Inflation in India has remained stubbornly high despite the best efforts of the Reserve Bank of India (RBI). The two key measures of inflation, the wholesale price index (WPI) and the consumer price inflation (CPI) have not shown any signs of stabilizing, let alone falling. In the month of November the WPI rose to 14 month high of 7.52%; while the CPI rose to a record 11.24%. The main reason for the persistently high inflation has been rising food prices.

Food inflation accelerated to 19.93% in November from 18.19% in October. It was driven due to a sharp rise in prices of fruits, vegetables, pulses and cereals. This has burnt a big hole in household budgets across the country. What accounts for the high food inflation? A one line answer would be, India's misguided agricultural marketing policies. The central government procures food grains, mainly rice and wheat, through an open -ended system of minimum support prices (MSP). This artificially distorts the agricultural market by constraining the supply of grains and results in higher prices.

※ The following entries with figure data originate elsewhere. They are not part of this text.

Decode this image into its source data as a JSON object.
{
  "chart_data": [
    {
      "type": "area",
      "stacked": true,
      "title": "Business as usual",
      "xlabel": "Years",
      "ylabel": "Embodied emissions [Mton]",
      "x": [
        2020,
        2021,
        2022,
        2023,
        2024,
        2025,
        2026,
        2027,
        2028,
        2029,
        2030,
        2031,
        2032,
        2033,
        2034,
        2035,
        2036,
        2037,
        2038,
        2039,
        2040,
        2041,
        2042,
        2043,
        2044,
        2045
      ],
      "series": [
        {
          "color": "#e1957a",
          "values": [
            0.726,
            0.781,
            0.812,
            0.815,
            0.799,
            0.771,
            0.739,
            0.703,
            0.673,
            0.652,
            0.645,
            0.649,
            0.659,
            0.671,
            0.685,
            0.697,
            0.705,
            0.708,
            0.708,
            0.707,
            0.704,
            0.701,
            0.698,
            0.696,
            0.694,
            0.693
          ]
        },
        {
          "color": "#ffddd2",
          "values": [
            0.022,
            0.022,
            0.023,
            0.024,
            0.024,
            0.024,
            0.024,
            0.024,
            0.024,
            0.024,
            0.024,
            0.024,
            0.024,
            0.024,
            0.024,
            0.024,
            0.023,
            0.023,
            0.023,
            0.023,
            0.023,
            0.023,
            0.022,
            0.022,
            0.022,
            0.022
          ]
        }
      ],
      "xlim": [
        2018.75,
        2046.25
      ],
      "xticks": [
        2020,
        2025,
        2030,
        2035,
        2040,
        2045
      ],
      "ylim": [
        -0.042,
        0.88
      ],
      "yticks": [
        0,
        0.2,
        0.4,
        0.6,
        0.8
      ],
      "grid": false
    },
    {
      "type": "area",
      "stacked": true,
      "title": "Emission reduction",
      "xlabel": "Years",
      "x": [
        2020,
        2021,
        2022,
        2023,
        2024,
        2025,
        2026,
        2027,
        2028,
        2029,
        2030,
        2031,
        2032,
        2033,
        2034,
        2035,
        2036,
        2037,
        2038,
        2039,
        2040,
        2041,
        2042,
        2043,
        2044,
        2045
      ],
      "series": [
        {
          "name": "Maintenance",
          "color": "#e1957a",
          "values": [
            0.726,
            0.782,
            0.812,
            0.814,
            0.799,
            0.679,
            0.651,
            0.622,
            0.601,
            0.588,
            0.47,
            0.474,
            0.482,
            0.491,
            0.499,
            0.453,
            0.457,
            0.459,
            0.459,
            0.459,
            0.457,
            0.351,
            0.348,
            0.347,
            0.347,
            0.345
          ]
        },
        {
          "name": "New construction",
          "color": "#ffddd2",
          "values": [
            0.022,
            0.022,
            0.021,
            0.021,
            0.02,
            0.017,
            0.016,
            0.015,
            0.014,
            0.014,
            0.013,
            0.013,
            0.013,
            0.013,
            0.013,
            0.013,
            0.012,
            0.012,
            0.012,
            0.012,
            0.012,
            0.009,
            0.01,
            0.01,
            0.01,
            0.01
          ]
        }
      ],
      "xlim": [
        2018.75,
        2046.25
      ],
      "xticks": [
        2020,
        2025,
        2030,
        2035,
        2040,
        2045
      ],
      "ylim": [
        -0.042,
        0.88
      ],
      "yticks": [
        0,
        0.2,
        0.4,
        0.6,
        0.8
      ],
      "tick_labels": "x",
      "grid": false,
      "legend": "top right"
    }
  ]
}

However the centre alone is not the one at fault. As an article in the Business Standard points out, the state governments are equally to blame. They have not reformed their archaic laws with regards to the Agricultural Produce Market Committee (APMC) mechanism These APMCs are very inefficient and add significant mark ups to the price of fruits, vegetables and cereals because of fat commissions paid out to agents. This results in a big difference between wholesale and retail prices.

One possible solution to fix this problem could be to offload surplus stocks that are available in domestic and export markets. By selling this stock at a price higher than the MSP but lower than the market rate, the government can ensure that it finds its way into the hands of the end consumer. This will also reduce food inflation and have the positive effect of reducing the food subsidy bill; thereby helping the government to keep its fiscal deficit in check.

Irrespective of the method that is adopted, it is imperative that food inflation is bough under control quickly. This would result in higher household savings and lower levels of inflation overall. In such a scenario, the RBI may even consider cutting interest rates. Lower interest rates would certainly give the economy a boost. But this will not be possible if food inflation continues to remain high.